I was moved back to a regular room. I was put on four medicines for the nausea, all were IV until I could handle by mouth. There were days I could barely move but slowly with the TPN I started getting more strength. They moved me step by step from a liquid diet to a full diet. I remember the first day I ate a real meal and it stayed down. I felt like having a party. I knew that I was on my way out of the hospital. During my three months in the hospital I was given weekly ultrasounds. The baby was beautiful and despite the trauma to my body was growing and healthy. We knew it was a boy early because of the numerous ultrasounds.

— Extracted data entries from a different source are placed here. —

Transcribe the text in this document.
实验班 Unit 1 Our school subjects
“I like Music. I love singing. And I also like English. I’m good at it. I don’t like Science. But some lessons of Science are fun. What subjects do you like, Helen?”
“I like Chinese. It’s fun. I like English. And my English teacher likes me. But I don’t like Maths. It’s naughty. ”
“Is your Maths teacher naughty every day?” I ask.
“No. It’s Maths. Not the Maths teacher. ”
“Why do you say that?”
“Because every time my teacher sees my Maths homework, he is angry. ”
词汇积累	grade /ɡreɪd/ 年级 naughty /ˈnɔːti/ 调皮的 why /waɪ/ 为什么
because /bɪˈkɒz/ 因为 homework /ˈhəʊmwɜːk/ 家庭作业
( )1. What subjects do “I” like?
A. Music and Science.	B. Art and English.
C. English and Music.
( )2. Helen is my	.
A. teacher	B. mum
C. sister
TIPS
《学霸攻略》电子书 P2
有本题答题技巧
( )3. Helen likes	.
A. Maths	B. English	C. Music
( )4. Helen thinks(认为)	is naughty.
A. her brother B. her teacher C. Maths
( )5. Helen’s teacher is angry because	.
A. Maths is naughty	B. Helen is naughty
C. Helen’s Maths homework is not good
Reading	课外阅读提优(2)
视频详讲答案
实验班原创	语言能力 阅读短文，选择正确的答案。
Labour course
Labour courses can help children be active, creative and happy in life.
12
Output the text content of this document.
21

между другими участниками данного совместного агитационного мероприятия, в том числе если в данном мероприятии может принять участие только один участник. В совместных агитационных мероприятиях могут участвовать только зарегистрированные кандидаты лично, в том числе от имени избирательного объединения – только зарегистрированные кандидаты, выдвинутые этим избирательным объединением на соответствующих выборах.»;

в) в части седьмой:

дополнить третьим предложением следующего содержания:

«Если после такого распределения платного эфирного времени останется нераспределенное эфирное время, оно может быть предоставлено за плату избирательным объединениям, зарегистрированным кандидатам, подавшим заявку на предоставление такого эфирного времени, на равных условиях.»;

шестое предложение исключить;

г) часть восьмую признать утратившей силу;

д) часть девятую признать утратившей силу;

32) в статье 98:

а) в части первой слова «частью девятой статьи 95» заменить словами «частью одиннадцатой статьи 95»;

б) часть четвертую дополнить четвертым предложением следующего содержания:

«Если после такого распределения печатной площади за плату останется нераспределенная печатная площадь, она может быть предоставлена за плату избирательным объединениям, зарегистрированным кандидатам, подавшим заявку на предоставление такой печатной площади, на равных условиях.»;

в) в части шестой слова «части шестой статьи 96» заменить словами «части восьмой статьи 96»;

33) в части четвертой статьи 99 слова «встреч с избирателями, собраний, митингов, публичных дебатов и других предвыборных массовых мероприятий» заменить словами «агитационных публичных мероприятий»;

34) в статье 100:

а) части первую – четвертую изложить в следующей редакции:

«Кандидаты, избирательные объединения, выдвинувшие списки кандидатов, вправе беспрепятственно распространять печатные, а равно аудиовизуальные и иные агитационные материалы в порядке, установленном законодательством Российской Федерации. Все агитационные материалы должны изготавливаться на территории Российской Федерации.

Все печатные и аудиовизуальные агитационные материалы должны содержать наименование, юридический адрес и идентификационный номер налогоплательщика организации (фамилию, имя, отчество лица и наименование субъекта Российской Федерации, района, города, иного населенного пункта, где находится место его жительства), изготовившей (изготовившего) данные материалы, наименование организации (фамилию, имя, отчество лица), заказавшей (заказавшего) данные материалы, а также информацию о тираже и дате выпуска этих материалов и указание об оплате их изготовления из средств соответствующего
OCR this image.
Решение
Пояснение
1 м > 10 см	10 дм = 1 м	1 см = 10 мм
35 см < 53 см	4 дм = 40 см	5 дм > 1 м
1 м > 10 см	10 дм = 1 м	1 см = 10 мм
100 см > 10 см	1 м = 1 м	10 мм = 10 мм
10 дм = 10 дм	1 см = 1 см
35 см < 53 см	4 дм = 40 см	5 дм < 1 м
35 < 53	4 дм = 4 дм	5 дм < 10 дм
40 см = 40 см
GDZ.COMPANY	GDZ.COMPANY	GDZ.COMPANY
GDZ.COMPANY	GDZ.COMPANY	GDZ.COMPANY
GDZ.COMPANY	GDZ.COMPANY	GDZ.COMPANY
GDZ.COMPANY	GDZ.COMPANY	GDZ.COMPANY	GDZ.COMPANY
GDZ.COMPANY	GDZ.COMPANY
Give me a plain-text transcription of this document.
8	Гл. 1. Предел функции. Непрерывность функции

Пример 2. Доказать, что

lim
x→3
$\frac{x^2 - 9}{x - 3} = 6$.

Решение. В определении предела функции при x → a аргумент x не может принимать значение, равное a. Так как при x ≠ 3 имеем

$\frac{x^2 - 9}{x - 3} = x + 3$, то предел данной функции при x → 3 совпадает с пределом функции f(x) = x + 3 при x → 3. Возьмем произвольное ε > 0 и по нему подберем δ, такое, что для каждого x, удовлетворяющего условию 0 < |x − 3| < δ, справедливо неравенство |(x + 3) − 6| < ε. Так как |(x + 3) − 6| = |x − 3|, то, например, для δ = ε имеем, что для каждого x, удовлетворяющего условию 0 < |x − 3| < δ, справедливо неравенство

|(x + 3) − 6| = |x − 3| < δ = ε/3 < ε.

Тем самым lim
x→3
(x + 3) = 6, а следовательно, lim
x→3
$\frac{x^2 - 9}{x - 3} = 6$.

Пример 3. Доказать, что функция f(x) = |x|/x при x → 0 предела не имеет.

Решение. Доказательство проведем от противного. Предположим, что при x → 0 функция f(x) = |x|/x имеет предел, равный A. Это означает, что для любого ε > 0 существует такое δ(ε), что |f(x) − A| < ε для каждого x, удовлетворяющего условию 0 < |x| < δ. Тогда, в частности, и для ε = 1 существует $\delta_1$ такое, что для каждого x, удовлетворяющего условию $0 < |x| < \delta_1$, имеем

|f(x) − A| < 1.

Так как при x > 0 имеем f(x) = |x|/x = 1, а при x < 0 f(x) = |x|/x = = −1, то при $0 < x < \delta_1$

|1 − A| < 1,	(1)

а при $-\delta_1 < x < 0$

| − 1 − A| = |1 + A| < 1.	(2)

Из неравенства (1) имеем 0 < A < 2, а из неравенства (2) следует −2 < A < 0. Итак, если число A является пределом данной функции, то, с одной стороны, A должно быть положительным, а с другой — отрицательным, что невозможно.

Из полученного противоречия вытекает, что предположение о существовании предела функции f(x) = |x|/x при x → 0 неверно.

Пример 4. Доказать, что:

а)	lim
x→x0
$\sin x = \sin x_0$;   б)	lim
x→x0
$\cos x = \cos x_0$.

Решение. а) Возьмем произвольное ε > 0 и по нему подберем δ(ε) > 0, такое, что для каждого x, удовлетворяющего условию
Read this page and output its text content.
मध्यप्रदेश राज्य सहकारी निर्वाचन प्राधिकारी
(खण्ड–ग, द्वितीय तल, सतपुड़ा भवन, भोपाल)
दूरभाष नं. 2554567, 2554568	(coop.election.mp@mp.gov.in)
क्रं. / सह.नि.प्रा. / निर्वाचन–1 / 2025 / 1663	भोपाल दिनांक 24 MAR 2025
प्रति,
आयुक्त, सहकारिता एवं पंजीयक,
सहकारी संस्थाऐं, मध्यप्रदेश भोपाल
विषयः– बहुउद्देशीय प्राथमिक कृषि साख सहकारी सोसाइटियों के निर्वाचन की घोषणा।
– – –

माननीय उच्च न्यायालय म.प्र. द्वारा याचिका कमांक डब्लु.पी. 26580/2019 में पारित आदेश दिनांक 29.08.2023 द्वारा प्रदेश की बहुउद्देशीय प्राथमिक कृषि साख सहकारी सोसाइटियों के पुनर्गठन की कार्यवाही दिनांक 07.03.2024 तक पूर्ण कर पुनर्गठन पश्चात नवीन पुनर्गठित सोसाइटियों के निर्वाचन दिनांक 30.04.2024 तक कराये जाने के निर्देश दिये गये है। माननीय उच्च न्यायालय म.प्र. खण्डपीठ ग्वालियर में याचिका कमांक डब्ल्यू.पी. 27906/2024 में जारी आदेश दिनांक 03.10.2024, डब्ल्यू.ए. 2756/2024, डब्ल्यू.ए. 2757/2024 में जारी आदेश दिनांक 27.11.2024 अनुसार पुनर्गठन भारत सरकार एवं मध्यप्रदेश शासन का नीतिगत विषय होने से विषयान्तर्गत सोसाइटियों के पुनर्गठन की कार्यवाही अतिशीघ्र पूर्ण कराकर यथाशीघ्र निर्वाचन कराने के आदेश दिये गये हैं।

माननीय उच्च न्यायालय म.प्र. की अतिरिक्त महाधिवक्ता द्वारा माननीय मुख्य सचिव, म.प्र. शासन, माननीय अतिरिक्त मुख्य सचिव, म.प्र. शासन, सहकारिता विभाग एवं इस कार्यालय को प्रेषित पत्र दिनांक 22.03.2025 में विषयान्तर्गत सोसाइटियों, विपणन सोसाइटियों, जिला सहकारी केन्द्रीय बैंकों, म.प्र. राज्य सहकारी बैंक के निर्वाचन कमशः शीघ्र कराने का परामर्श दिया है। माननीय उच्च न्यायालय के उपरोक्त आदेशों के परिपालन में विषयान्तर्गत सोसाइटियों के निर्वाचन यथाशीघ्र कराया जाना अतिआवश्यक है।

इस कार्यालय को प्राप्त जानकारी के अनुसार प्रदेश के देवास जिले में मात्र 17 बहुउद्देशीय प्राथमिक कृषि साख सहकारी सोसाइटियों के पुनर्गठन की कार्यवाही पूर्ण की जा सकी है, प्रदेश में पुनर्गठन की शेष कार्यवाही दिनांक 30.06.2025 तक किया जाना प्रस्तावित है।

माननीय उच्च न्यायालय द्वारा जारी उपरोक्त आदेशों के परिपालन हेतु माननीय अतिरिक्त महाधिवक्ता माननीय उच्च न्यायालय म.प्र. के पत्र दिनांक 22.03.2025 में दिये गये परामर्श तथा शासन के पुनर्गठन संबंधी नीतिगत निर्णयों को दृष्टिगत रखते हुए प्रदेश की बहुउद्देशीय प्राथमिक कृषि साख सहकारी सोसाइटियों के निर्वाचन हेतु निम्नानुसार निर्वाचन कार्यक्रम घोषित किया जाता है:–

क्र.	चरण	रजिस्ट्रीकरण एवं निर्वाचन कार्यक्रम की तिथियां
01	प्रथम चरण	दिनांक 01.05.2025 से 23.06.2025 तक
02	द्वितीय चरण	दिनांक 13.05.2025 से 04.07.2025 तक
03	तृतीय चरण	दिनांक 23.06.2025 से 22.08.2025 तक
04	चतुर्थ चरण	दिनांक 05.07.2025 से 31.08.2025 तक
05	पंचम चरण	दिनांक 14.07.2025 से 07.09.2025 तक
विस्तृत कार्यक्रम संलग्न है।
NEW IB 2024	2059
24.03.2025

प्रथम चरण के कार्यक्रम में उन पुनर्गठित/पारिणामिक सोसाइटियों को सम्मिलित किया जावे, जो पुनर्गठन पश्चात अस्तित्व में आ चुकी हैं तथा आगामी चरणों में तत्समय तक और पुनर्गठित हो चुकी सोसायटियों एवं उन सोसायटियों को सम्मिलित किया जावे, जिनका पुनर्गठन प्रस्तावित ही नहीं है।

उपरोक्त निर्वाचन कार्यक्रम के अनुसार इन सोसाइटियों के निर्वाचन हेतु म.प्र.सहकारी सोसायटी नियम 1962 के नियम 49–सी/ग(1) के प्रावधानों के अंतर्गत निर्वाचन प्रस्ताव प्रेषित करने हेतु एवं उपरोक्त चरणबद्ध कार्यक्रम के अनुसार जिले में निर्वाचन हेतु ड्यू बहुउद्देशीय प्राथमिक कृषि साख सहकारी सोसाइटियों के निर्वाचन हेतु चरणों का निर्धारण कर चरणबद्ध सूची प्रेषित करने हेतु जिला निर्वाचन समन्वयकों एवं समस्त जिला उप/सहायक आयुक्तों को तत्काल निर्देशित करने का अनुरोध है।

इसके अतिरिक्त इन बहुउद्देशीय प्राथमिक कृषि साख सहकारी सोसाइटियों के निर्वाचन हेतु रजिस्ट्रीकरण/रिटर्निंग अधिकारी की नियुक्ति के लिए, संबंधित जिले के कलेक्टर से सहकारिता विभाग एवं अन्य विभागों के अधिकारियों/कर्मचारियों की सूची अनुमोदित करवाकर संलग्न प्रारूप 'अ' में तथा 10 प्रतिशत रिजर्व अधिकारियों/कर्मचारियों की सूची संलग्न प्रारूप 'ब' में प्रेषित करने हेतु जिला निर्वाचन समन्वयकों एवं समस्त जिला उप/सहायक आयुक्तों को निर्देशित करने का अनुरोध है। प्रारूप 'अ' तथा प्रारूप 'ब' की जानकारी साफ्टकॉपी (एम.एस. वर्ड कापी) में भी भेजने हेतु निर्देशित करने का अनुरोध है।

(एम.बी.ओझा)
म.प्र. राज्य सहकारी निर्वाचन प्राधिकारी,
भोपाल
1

By the end of my stay I knew every single nurse on the antepartum unit by name and they all knew me. Those ladies were my miracle. Had they not been so attentive and had that nurse not called in the high risk OB that night I fully believe I would have died. I do not believe that my OB would have gone any further or tried any other treatments. I credit my life and the life of my son to those ladies.
I left the hospital after three months. I went back in twice more for other complications, but my HG was controlled by the time I left. I had high blood pressure and high amniotic fluid. In the end I delivered a beautiful healthy baby boy. He was 8lbs and 9 ozs and 22 inches long. My biggest baby by far. After that pregnancy we decided we would not chance another pregnancy. Of course as you know things happen and we are now expecting baby number four.